= Francis Hartwell Henslowe =

British civil servant, business manager and composer

Francis Hartwell Henslowe (1811–1878) was a British-born civil servant, business manager and composer who worked in England, Australia and India.

Born in England, Henslowe was the son of Edward Prentis Henslowe (1772–1857) and Cecilia Maria Barthelemon. In 1839, he emigrated to Sydney, then moved in 1841 to Hobart in Tasmania.

In Tasmania, Henslowe was appointed private secretary to Sir John Franklin and then became the Police Magistrate at Campbell Town, Tasmania in 1843. In 1851, Henslowe was appointed Clerk of the Executive and Legislative Councils of the Parliament of Tasmania. As described by a contemporary. "from his amiable and obliging disposition secured the esteem of the members of the House." Henslowe retired from his government post due to bad health and weak eyesight in 1864.

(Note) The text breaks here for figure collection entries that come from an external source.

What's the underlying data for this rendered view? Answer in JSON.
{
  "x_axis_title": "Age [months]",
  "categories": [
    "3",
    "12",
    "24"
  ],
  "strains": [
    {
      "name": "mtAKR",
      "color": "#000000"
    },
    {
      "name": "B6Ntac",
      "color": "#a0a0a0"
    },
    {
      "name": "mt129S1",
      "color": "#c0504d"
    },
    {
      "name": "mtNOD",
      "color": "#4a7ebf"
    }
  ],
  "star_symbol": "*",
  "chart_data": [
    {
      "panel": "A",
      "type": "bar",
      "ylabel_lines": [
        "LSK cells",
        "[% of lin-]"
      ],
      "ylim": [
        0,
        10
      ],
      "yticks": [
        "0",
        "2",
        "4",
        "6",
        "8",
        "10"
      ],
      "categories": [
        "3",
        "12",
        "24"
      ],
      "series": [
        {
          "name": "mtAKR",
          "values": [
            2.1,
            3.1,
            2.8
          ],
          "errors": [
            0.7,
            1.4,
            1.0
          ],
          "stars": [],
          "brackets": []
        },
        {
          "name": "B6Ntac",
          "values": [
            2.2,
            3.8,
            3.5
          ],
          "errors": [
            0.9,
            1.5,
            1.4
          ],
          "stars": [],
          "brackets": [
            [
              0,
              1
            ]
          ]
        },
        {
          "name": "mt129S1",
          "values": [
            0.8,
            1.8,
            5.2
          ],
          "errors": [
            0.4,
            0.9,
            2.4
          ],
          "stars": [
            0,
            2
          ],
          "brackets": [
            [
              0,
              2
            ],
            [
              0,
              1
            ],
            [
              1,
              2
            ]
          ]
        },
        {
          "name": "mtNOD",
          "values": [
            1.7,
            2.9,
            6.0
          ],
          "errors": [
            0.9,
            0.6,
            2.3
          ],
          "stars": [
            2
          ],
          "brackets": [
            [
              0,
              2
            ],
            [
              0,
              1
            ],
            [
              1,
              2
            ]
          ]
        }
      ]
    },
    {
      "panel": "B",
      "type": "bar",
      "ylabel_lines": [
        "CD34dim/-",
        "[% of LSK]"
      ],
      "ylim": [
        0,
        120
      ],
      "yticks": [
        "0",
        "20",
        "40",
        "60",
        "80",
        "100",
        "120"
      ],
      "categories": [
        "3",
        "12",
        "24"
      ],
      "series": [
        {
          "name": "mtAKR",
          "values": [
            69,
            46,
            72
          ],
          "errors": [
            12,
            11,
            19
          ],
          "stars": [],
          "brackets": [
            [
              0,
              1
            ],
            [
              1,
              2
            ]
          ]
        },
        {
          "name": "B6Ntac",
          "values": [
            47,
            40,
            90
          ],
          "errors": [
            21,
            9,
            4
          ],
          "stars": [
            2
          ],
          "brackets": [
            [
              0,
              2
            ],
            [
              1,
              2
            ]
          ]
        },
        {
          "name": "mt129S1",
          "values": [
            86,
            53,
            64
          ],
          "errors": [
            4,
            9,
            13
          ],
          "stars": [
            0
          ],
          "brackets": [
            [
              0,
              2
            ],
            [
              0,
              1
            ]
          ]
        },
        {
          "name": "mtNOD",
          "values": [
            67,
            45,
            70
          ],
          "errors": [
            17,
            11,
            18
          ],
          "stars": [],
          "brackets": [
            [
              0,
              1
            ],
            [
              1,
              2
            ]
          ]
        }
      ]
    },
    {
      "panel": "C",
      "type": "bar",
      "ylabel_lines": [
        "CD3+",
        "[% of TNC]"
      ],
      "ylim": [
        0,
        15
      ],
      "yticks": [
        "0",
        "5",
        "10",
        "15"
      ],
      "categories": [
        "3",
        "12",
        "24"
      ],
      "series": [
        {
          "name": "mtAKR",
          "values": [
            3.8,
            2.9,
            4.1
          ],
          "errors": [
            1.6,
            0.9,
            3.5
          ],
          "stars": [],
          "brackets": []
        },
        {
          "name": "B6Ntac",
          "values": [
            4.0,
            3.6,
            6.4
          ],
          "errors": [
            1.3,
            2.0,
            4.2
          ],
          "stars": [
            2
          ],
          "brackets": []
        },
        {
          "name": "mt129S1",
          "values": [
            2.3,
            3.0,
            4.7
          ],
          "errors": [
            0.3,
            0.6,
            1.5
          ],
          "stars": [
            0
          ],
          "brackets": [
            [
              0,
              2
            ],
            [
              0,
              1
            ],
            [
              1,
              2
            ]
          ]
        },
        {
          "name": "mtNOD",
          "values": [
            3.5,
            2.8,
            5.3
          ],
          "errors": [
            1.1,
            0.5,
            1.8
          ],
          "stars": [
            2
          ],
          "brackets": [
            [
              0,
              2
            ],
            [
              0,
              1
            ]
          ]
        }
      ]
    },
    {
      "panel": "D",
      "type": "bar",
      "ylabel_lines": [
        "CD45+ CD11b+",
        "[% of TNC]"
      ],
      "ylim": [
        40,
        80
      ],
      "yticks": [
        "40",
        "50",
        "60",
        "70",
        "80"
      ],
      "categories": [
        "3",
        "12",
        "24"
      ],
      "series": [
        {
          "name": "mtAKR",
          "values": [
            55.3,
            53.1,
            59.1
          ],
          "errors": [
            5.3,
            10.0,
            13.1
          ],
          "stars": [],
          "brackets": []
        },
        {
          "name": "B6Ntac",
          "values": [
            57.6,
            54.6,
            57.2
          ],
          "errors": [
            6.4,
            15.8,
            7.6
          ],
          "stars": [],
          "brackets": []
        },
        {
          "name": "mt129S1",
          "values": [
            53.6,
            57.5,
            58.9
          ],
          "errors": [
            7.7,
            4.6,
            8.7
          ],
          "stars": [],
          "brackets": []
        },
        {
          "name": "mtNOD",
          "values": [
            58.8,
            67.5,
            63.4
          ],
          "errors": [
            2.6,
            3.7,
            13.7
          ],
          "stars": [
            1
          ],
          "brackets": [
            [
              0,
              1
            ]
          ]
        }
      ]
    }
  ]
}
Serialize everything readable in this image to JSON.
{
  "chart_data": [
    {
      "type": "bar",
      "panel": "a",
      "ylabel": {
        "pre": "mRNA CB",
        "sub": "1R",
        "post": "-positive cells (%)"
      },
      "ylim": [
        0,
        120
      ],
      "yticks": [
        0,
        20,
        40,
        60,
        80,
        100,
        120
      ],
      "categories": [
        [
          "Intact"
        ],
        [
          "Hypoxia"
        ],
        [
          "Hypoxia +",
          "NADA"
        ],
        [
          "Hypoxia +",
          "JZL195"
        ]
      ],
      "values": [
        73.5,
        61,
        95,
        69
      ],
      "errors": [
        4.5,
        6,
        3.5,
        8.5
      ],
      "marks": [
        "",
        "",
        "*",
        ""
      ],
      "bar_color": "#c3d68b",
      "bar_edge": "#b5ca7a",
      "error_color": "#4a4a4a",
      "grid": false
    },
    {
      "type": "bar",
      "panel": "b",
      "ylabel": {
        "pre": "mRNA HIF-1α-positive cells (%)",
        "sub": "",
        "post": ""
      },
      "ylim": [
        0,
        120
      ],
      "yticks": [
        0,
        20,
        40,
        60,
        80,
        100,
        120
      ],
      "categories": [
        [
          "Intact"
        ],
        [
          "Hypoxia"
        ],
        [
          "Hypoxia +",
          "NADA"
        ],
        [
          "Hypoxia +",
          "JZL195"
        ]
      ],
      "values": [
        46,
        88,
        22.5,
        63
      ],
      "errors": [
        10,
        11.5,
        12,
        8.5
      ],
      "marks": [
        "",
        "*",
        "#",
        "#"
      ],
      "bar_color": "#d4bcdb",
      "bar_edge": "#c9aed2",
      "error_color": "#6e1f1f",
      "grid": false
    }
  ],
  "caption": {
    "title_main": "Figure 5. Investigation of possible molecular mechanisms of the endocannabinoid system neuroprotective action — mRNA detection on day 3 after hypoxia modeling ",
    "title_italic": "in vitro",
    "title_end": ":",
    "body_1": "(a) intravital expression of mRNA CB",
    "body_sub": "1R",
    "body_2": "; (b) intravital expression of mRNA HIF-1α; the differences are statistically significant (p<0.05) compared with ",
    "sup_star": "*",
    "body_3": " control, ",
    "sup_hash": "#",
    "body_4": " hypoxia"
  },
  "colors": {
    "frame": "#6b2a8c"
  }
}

Henslowe then moved to the Madras area of India, where he worked as the manager of a large irrigation company. He held this job for ten years with a salary of 1,500 pounds a year. Around 1874, Henslowe returned to England, where he retired permanently.

Henslowe died in England in 1878.

Henslowe married the daughter of Canon Allwood, a resident of New South Wales. The couple had two sons and two daughters. Both sons held appointments in the Madras Survey Department.